The English language at Shakespeare’s time

In the sixteenth century English was a respectable language alongside French and Latin.
Important to consider is that legal matters in England were conducted in French while Latin was used to write history, philosophy and theology. Most of the writers did not write in their native tongue. At that time the English language was perceived as a second class-language. Uneducated people spoke English, while French was only spoken by educated people after the Normans started conquering Britain in 1066 C.E.

During the Early Modern English period in some areas in England, Latin and French were spoken and written exclusively.
The period between 1500 and 1650 (Renaissance) was characterized by a strong interest in the classical languages and literature. New publications and scientific treatise were more regularly written in English. The demand for translations increased. Often there were no English words for certain concepts and so they were freely borrowed from other languages like Latin, Greek, Italian, French, Spanish and Portuguese.

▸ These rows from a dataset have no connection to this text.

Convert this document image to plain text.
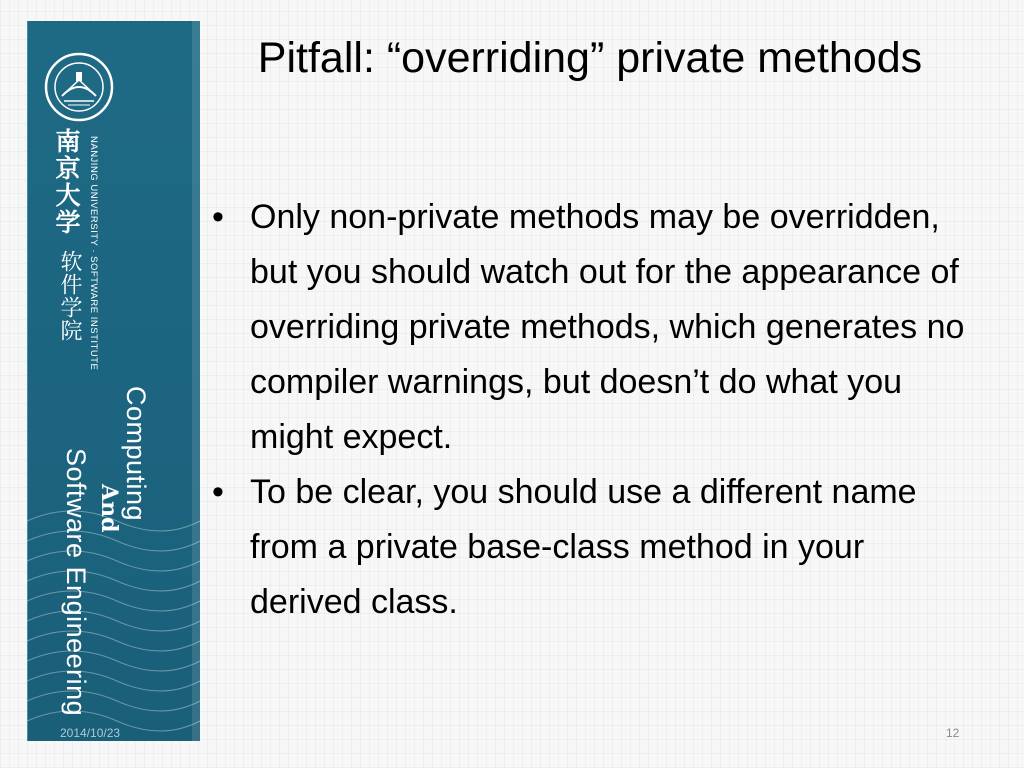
南京大学
软件学院 NANJING UNIVERSITY · SOFTWARE INSTITUTE
Computing
And
Software Engineering
Pitfall: “overriding” private methods
• Only non-private methods may be overridden, but you should watch out for the appearance of overriding private methods, which generates no compiler warnings, but doesn’t do what you might expect.
• To be clear, you should use a different name from a private base-class method in your derived class.
2014/10/23	12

When English reasserted its place as a common language, the deficiency of English words led to the invention of new words, since the discovery of new animals, plants and customs in Africa and America called for the invention of new words. Therefore, many of the English words that are still used today mainly derive from Latin or Greek.
Shakespeare’s language had a great influence on the further development of the English language. Without Shakespeare, many vocabularies wouldn’t exist. He was a creative inventor of new words and often used existing words in new ways. By using fashionable words that were even new in the 16th century, Shakespeare implemented certain words in the English language.